A meadow stretched on for miles, leading to a forest draped in grief…
The last few images flitted by in a haze: a golden-white crown, Zara enveloped in red and white jewelry…his admiration of the sheer vastness and beauty of the Royal Court…and of Zara herself, as she tentatively reached for his outstretched hand…
When Revan woke up, his head was in Dayana’s lap. She was stroking his hair back, asking if he was alright.
“What happened to me?” Revan asked, slowly sitting up.
“It was her,” Dayana explained. “The gem you have on that north woman.”
Revan’s eyes widened, astonished as his mind registered the odd visuals that had raced by.
“It’s starting to work then…”
Dayana nodded. “I know the experience. It will take some time to get used to at first. You probably weren’t shown very much at all, and it may not make much sense—”

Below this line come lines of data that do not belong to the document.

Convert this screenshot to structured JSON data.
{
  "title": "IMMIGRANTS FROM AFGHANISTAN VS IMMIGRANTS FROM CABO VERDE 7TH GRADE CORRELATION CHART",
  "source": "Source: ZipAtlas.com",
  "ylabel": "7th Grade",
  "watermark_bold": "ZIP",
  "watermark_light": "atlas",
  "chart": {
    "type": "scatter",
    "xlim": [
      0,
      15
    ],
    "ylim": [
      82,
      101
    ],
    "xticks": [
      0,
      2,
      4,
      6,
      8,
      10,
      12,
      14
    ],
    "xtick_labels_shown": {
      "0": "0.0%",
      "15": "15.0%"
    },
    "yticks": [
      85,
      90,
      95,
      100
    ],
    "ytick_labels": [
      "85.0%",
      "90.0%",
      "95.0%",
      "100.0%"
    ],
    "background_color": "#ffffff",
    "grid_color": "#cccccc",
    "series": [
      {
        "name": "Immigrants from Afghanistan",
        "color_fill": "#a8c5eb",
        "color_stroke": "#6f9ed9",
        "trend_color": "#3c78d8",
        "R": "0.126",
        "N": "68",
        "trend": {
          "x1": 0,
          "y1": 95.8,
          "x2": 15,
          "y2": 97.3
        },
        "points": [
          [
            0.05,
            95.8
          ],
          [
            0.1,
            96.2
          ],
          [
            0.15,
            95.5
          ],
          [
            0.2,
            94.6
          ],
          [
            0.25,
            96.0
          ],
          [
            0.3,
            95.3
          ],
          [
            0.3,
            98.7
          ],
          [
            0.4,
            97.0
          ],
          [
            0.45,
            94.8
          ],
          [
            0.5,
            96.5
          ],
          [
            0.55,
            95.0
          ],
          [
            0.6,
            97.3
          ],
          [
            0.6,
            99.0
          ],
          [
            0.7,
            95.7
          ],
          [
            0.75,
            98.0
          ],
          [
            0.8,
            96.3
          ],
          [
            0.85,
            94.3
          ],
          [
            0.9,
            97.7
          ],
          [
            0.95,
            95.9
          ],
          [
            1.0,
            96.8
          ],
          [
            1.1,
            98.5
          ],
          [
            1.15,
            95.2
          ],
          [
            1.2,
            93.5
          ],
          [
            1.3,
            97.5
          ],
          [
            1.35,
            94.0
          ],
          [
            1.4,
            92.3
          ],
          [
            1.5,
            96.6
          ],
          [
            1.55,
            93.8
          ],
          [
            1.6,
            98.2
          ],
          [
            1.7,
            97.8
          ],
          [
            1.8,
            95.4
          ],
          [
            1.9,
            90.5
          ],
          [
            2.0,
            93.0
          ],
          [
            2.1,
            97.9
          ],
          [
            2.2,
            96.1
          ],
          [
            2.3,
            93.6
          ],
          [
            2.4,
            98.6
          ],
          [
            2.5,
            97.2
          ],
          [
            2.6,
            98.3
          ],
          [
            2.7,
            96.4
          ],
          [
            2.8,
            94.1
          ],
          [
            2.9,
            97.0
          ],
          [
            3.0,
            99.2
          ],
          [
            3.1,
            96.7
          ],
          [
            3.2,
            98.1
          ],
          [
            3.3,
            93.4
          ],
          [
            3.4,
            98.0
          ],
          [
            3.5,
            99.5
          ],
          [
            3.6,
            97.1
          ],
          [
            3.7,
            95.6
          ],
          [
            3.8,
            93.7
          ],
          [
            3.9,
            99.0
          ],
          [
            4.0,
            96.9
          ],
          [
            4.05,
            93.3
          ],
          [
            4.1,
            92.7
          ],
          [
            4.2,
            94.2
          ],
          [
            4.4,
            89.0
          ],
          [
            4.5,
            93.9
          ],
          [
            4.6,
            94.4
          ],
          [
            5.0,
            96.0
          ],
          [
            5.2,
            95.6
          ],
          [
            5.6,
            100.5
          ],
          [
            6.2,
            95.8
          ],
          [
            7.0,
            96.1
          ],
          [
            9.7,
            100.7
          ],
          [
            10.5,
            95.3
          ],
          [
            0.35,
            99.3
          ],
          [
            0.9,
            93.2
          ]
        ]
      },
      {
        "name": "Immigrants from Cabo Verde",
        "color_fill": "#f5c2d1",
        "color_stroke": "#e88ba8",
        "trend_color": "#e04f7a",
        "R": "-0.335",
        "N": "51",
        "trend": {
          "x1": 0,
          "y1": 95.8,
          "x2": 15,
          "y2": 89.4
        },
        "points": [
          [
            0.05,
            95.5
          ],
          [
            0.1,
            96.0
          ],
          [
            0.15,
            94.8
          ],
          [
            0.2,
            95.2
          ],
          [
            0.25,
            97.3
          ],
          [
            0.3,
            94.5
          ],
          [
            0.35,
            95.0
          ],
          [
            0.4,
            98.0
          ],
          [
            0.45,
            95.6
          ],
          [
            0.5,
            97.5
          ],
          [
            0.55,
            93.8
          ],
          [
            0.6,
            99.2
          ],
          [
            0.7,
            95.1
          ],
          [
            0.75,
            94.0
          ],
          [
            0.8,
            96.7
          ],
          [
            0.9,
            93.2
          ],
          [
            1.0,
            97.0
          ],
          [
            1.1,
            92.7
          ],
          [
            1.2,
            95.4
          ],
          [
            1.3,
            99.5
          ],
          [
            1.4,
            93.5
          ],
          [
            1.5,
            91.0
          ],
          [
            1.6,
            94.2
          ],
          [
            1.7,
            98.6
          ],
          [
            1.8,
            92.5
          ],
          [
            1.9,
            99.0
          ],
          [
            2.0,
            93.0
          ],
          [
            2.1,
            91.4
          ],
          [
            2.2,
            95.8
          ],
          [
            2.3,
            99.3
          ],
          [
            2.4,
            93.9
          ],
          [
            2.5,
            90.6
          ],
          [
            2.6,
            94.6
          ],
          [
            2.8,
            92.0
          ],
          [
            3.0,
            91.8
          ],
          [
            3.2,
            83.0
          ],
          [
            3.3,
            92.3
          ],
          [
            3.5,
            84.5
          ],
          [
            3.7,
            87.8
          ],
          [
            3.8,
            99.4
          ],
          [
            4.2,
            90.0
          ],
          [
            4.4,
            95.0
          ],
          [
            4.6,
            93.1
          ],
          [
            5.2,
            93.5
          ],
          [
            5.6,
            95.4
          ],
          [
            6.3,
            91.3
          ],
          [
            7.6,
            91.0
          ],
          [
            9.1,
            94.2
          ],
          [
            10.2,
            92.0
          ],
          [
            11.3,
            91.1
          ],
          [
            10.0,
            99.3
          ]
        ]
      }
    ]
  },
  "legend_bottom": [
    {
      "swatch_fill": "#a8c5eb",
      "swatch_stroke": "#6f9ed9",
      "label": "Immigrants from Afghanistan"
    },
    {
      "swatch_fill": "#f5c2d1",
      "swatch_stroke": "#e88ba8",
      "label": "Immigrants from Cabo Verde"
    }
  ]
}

“I saw them. The girls. I saw…bits and pieces of their present. But…I mostly saw Zara and…” He didn’t know what to say. He was stumped as to why he only saw visions of Zara, and none of himself. What could this possibly mean?
Revan ran his hand over his sweaty head and through his hair, overwhelmed and irritated at his lack of control. He didn’t have the mental capacity right now to analyze everything he had just seen, even though he desperately wanted to.
Dayana soothed his back. “Revan, my dear, it is like I said. You are only going to see tiny bits and pieces of the spirit’s visions first. It will take some time to control what you wish to see. For now, do you have your Mirror?”
Revan nodded, silently pulling it out of his coat along with a vial of Zara’s hair. Soon, his eyes were graced with Saren’s beautiful smile.
“Pretty girl,” Dayana murmured. “Those northern girls are a healthy size, aren’t they?”
Revan grunted.
They watched intensely as Saren led Zara through a busy market zone. Revan’s breath hitched.
This had been in his vision. It was happening now. The girls were being followed by a sinister individual. And now, all four of them sensed it.